Setelah mendengarkan penjelasan Ahli hukum tata negara, kemudian dilanjutkan  dengan agenda pemeriksaan terdakwa. Kepada terdakwa, JPU menanyakkan bukti asli penggunaan uang sebesar Rp 606 juta, yang dicairkan oleh pengguna Anggaran (PA) kerekening PT AJP. sebab, dalam dakwaan JPU, terdakwa dituduh menikmati uang dari hasil proyek tersebut sebesar Rp 606 juta. Sementara menurut terdakwa, uang sebesar itu dugunakan untuk proyek pembangunan gedung Dewan setelah Kaiseng dan Shonaji melarikan diri karena tidak bisa menyelesaikan pekerjaan.

Namun oleh terdakwa, bukti asli penggunaan uang sebesar Rp 606 juta diserhkan kepada Majelis Hakim. Justru terdakwa sendiri mengalami kerugian sebesar Rp 80 juta termasuk membayar gaji buruh yang ditinggalkan Kaiseng dan Shonaji.

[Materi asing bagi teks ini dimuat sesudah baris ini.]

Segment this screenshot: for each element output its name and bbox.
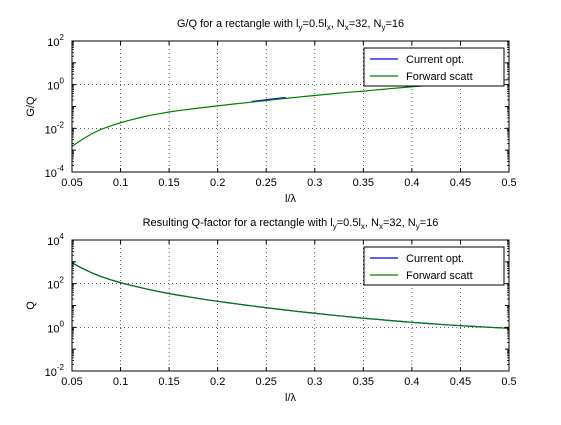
legend-entry-2: Forward scatt (406, 71, 473, 83)
x-tick-label: 0.4 (404, 376, 419, 388)
x-tick-label: 0.35 (353, 376, 374, 388)
x-tick-label: 0.05 (61, 376, 82, 388)
x-tick-label: 0.15 (158, 376, 179, 388)
axes-2: 0.05 0.1 0.15 0.2 0.25 0.3 0.35 0.4 0.45 0.5 10-2 1… (25, 217, 517, 404)
y-tick-label: 104 (47, 232, 64, 248)
x-tick-label: 0.05 (61, 177, 82, 189)
x-tick-label: 0.1 (113, 376, 128, 388)
legend: Current opt. Forward scatt (363, 47, 505, 87)
x-axis-label: l/λ (285, 193, 297, 205)
x-tick-label: 0.3 (307, 177, 322, 189)
x-axis-label: l/λ (285, 392, 297, 404)
legend-entry-2: Forward scatt (406, 270, 473, 282)
x-tick-label: 0.3 (307, 376, 322, 388)
x-tick-label: 0.35 (353, 177, 374, 189)
y-axis-label: Q (25, 301, 37, 310)
y-tick-label: 10-2 (45, 363, 65, 379)
y-tick-label: 102 (47, 276, 64, 292)
legend-box (363, 47, 505, 87)
legend-entry-1: Current opt. (406, 54, 464, 66)
legend: Current opt. Forward scatt (363, 246, 505, 286)
x-tick-label: 0.4 (404, 177, 419, 189)
y-tick-label: 100 (47, 319, 64, 335)
x-tick-label: 0.15 (158, 177, 179, 189)
y-tick-label: 102 (47, 33, 64, 49)
x-tick-label: 0.45 (450, 177, 471, 189)
legend-box (363, 246, 505, 286)
y-tick-label: 100 (47, 77, 64, 93)
axes-1: 0.05 0.1 0.15 0.2 0.25 0.3 0.35 0.4 0.45 0.5 10-4 1… (25, 18, 517, 205)
y-tick-label: 10-2 (45, 120, 65, 136)
chart-title: G/Q for a rectangle with ly=0.5lx, Nx=32… (177, 18, 404, 32)
chart-title: Resulting Q-factor for a rectangle with … (143, 217, 439, 231)
x-tick-label: 0.1 (113, 177, 128, 189)
x-tick-label: 0.2 (210, 177, 225, 189)
x-tick-label: 0.5 (501, 376, 516, 388)
series-line-2 (71, 262, 510, 329)
legend-entry-1: Current opt. (406, 253, 464, 265)
x-tick-label: 0.25 (256, 376, 277, 388)
x-tick-label: 0.2 (210, 376, 225, 388)
y-axis-label: G/Q (25, 96, 37, 117)
series-line-1 (251, 96, 286, 103)
x-tick-label: 0.5 (501, 177, 516, 189)
x-tick-label: 0.45 (450, 376, 471, 388)
y-tick-label: 10-4 (45, 164, 65, 180)
x-tick-label: 0.25 (256, 177, 277, 189)
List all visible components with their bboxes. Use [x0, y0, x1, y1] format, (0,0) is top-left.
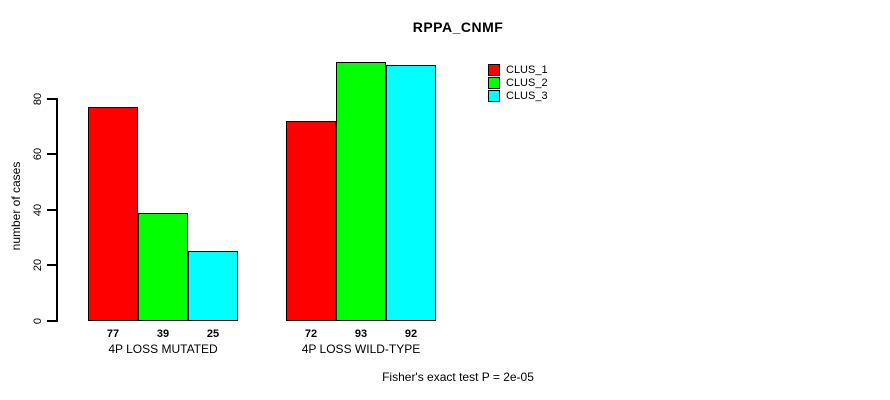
bar-clus_3-2 — [386, 65, 436, 321]
y-tick-label: 20 — [32, 259, 44, 272]
bar-value-label: 92 — [404, 328, 418, 340]
bar-value-label: 72 — [304, 328, 318, 340]
y-tick-label: 0 — [32, 317, 44, 325]
legend-label: CLUS_2 — [506, 76, 548, 89]
bar-value-label: 77 — [106, 328, 120, 340]
bar-clus_2-2 — [336, 62, 386, 321]
y-axis — [56, 98, 58, 322]
y-tick-mark — [47, 97, 56, 100]
y-tick-mark — [47, 208, 56, 211]
y-tick-label: 80 — [32, 92, 44, 105]
legend-item-clus_2: CLUS_2 — [488, 76, 548, 89]
y-tick-mark — [47, 320, 56, 322]
bar-clus_2-1 — [138, 213, 188, 321]
bar-clus_1-1 — [88, 107, 138, 321]
legend-item-clus_1: CLUS_1 — [488, 63, 548, 76]
y-tick-label: 40 — [32, 203, 44, 216]
legend-label: CLUS_3 — [506, 89, 548, 102]
y-axis-label: number of cases — [9, 161, 23, 251]
y-tick-mark — [47, 264, 56, 267]
bar-value-label: 39 — [156, 328, 170, 340]
legend-item-clus_3: CLUS_3 — [488, 89, 548, 102]
legend-swatch-clus_2 — [488, 76, 500, 89]
legend-label: CLUS_1 — [506, 63, 548, 76]
group-label: 4P LOSS WILD-TYPE — [301, 342, 421, 356]
bar-clus_3-1 — [188, 251, 238, 321]
footer-note: Fisher's exact test P = 2e-05 — [382, 370, 534, 384]
chart-title: RPPA_CNMF — [412, 19, 504, 35]
legend-swatch-clus_1 — [488, 63, 500, 76]
y-tick-label: 60 — [32, 148, 44, 161]
group-label: 4P LOSS MUTATED — [108, 342, 218, 356]
bar-clus_1-2 — [286, 121, 336, 321]
y-tick-mark — [47, 153, 56, 156]
legend-swatch-clus_3 — [488, 89, 500, 102]
bar-value-label: 93 — [354, 328, 368, 340]
legend: CLUS_1 CLUS_2 CLUS_3 — [488, 63, 548, 102]
bar-value-label: 25 — [206, 328, 220, 340]
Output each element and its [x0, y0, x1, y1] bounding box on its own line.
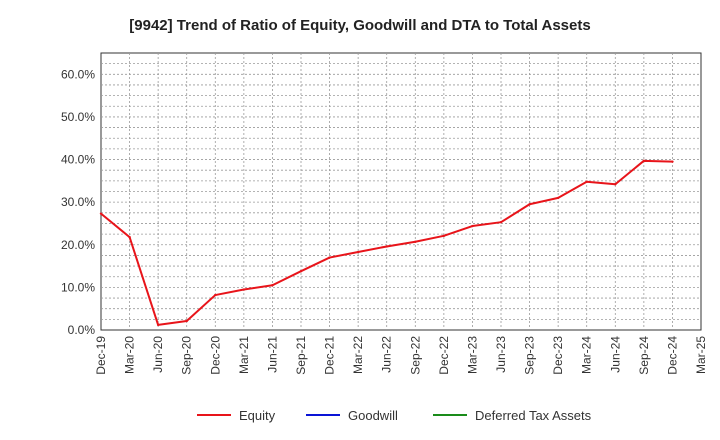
y-axis: 0.0% 10.0% 20.0% 30.0% 40.0% 50.0% 60.0% — [61, 67, 95, 337]
x-tick-label: Dec-22 — [437, 336, 451, 375]
data-point — [556, 196, 560, 200]
y-tick-label: 60.0% — [61, 67, 95, 81]
data-point — [528, 203, 531, 206]
x-tick-label: Jun-24 — [608, 336, 622, 373]
x-tick-label: Sep-20 — [180, 336, 194, 375]
data-point — [671, 160, 674, 163]
data-point — [614, 183, 617, 186]
x-tick-label: Dec-20 — [208, 336, 222, 375]
data-point — [499, 220, 503, 224]
x-tick-label: Mar-23 — [465, 336, 479, 374]
data-point — [214, 293, 217, 297]
data-point — [299, 269, 303, 273]
data-point — [185, 319, 188, 323]
data-point — [328, 256, 331, 259]
data-point — [385, 245, 388, 248]
legend-label-deferred-tax-assets: Deferred Tax Assets — [475, 408, 592, 423]
x-tick-label: Mar-21 — [237, 336, 251, 374]
data-point — [471, 224, 474, 228]
data-point — [585, 180, 588, 183]
x-tick-label: Dec-23 — [551, 336, 565, 375]
x-tick-label: Dec-19 — [94, 336, 108, 375]
x-tick-label: Sep-22 — [408, 336, 422, 375]
data-point — [642, 159, 646, 163]
chart-title: [9942] Trend of Ratio of Equity, Goodwil… — [129, 17, 590, 34]
x-tick-label: Sep-24 — [637, 336, 651, 375]
legend-label-equity: Equity — [239, 408, 276, 423]
y-tick-label: 30.0% — [61, 195, 95, 209]
x-tick-label: Sep-23 — [523, 336, 537, 375]
x-tick-label: Jun-22 — [380, 336, 394, 373]
data-point — [414, 240, 417, 243]
x-tick-label: Jun-23 — [494, 336, 508, 373]
x-tick-label: Mar-22 — [351, 336, 365, 374]
x-axis: Dec-19 Mar-20 Jun-20 Sep-20 Dec-20 Mar-21 Jun-… — [94, 336, 708, 375]
data-point — [99, 212, 103, 215]
data-point — [242, 288, 246, 291]
data-point — [128, 235, 131, 239]
x-tick-label: Dec-21 — [323, 336, 337, 375]
data-point — [271, 284, 274, 287]
x-tick-label: Mar-25 — [694, 336, 708, 374]
y-tick-label: 0.0% — [68, 323, 96, 337]
x-tick-label: Jun-21 — [265, 336, 279, 373]
x-tick-label: Mar-24 — [580, 336, 594, 374]
x-tick-label: Sep-21 — [294, 336, 308, 375]
series-layer — [99, 159, 674, 327]
x-tick-label: Jun-20 — [151, 336, 165, 373]
y-tick-label: 10.0% — [61, 280, 95, 294]
data-point — [156, 323, 160, 327]
grid — [101, 53, 701, 330]
legend-label-goodwill: Goodwill — [348, 408, 398, 423]
x-tick-label: Dec-24 — [665, 336, 679, 375]
y-tick-label: 40.0% — [61, 153, 95, 167]
data-point — [442, 234, 446, 238]
y-tick-label: 50.0% — [61, 110, 95, 124]
legend: Equity Goodwill Deferred Tax Assets — [197, 408, 592, 423]
x-tick-label: Mar-20 — [123, 336, 137, 374]
data-point — [356, 250, 360, 254]
y-tick-label: 20.0% — [61, 238, 95, 252]
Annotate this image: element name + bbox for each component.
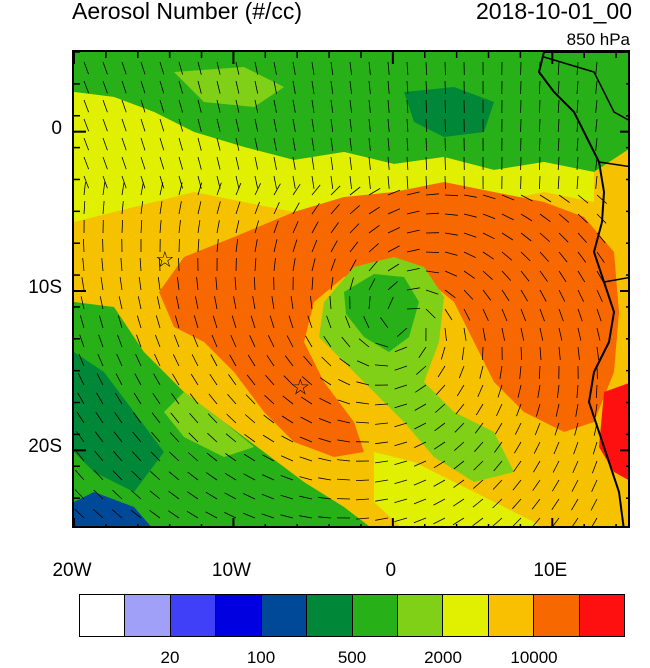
colorbar-box xyxy=(216,595,261,636)
wind-barb xyxy=(445,81,446,94)
wind-barb xyxy=(179,258,180,271)
lat-tick-label: 0 xyxy=(0,118,62,140)
wind-barb xyxy=(445,100,446,113)
pressure-level-label: 850 hPa xyxy=(567,30,630,50)
aerosol-map: ☆☆ xyxy=(72,50,630,528)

“Ada bukti asli. Uang 606 juta saya pergunakan untuk proyek termasuk membayar gaji buruh, justru saya mengalami kerugian sebesar Delapan puluh juta rupiah (Rp 80 juta). 2,5% yang dijanjikan Kaiseng , belum saya saya terima. 128 juta yang saya cairkan kepada Aditya atas perintah Kaiseng termasuk pencairan kepada yang lain, itu atas perintah Kaiseng dan Shonaji,” jawab Hedi Karnowo.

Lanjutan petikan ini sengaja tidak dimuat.